Bitcoin-Rodeo

Im März kündigte Elon Musk an, Tesla würde zukünftig auch Bitcoin als Zahlungsmittel akzeptieren. Der Kurs dieser höchst volatilen Digitalwährung zog daraufhin rapide an. Nur zwei Monate später hat es sich der wankelmütige Musk nun anders überlegt und Tesla akzeptiert plötzlich doch keine Bitcoins.

Die gegenwärtigen Ereignisse rund um die Musk-Tweets und deren Einfluss auf den Bitcoin-Kurs machen uns mindestens zwei Dinge deutlich. Einerseits, dass mit Digitalwährungen nur jener spekulieren sollte, der einen finanziellen Verlust verkraften kann. Andererseits aber auch, dass angesichts hoher potenzieller Gewinne der Umweltschutz auf einmal Nebensache ist.

Trotz all den Vorteilen einer von staatlicher Kontrolle entfesselten Digitalwährung sind die Konsequenzen für die Gesellschaft gegenwärtig scheinbar eher von überwiegend negativer Natur. Selbst wenn man Musk, der im Februar noch 1,5 Milliarden Dollar in die Digitalwährung investiert, den Kurs im März mit einem Tweet in die Höhe treibt und nun im Mai durch einen einzigen Tweet abstürzen lässt, keine böswillige Absicht unterstellt, zeigt es zumindest doch die Anfälligkeit für Kursmanipulationen bei Bitcoin und Altcoin. Gut für Tesla, dass bereits vor dem aktuellen Kurseinbruch Bitcoin im Wert von mehreren hundert Millionen Dollar wieder zurückgewechselt wurden. Laut Quartalsbericht wurden dadurch ca. 100 Millionen Dollar Gewinn erwirtschaftet. Da Tesla bereits im Februar zu einem Kurs von ca. 38.000 Dollar einstieg, besteht auch nach dem aktuellen Absturz auf 50.000 Dollar immer noch ein schönes Plus.

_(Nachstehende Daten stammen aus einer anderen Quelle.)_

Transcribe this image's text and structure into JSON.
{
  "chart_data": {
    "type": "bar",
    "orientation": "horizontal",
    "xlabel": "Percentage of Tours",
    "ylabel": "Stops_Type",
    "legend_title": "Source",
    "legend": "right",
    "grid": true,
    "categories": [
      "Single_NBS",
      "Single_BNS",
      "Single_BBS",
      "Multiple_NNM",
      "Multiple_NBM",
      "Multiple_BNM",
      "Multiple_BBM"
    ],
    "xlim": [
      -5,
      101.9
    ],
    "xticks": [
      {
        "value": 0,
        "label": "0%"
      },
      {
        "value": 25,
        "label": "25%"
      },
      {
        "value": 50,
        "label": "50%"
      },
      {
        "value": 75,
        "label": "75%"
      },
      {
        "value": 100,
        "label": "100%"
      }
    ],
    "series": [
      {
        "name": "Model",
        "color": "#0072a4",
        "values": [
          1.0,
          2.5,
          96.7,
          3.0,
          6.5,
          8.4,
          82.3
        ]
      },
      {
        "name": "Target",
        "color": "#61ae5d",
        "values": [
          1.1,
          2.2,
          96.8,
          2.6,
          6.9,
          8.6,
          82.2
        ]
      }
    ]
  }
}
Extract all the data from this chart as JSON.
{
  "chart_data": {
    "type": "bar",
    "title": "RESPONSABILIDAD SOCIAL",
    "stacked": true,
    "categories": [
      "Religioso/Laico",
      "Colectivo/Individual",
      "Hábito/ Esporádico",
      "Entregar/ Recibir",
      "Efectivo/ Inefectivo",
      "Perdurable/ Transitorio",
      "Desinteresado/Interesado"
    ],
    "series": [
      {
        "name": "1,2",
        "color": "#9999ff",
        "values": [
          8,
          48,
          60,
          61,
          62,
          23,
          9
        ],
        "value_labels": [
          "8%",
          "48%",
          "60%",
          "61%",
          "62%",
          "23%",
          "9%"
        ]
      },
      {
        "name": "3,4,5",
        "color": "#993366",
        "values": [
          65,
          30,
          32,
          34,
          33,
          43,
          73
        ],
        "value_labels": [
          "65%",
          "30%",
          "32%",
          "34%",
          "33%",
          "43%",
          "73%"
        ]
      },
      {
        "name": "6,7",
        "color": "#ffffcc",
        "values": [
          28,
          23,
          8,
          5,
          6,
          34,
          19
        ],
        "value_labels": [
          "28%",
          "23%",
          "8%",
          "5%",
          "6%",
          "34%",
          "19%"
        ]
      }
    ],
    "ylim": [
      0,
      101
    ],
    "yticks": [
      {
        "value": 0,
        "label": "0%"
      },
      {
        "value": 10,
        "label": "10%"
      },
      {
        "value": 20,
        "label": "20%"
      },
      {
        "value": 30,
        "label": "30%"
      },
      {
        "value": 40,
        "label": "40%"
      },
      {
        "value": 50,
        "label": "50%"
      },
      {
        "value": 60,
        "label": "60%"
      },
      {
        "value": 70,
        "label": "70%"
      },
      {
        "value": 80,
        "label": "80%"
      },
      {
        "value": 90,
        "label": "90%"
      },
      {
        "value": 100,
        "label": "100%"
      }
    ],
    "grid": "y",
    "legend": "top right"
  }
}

Ein Vergleich macht die ökologischen Aspekte der Situation greifbar: Forscher der Universität Cambridge haben errechnet, dass der Elektrizitätsbedarf allein für Bitcoin-Mining rund 150 Terawattstunden pro Jahr ausmacht – das entspricht dem Jahres-Strombedarf der Niederlande. Insgesamt wurde bereits allein für die Bitcoin-Erzeugung der Jahres-Strombedarf Brasiliens durch den SHA-256-Algorithmus verbraten. Ein Großteil der Energie kam dabei aus fossilen Brennstoffen. Natürlich gibt es bei den Proof-of-Work-Digitalwährungen einen Break-even-Point, nur wird dieser durch technologische Entwicklung auch immer weiter nach hinten geschoben. Auf die Verknappung und die Preisexplosion bei Grafikkarten möchte ich dabei gar nicht mehr extra eingehen. Übrigens wird dies auch bald SSD und evtl. HDD betreffen, da mit Chia eine Digitalwährung emporsteigt, die den Proof-of-Space nutzt. Eine durchschnittliche SSD ist beim Chia-Mining etwa nach zwei Monaten nur mehr stark eingeschränkt oder gar nicht mehr nutzbar aufgrund der vielen Schreib- und Lesevorgänge. Mehr Elektroschrott also.

Was zeigt uns das? Zumindest mal, dass Digitalwährungen aktuell dem Glücksspiel zuzurechnen und entgegen ihrer Intention höchst manipulierbar sind. Ist das ein Problem? Eigentlich nicht, manche verlieren, andere gewinnen, so ist das im Finanzcasino und beim Kursrodeo. Die Sache geht nur ordentlich auf Kosten der Umwelt, der Kleinanleger, der Naiven und jener, die Hoffnung auf eine Demokratisierung des Finanzwesens hatten.

Bitcoin Energieverbrauch Okt 2019 bis Mai 2021. Quelle: cebeci.org

Übrigens ist die Begründung Musks für die Abkehr von Bitcoin etwas fadenscheinig. Den Umweltaspekt kannte er vorher auch schon.

Die Kurse werden wieder steigen – und fallen. Vielleicht twittert Musk bald ja wieder in Richtung Bitcoin, nachdem er jetzt ja günstig einkaufen könnte. Der Fehler liegt aber nicht unbedingt bei Digitalwährung und Blockchain selbst, sondern eher bei den Akteuren, den Rahmenbedingungen und der Art der Energieerzeugung.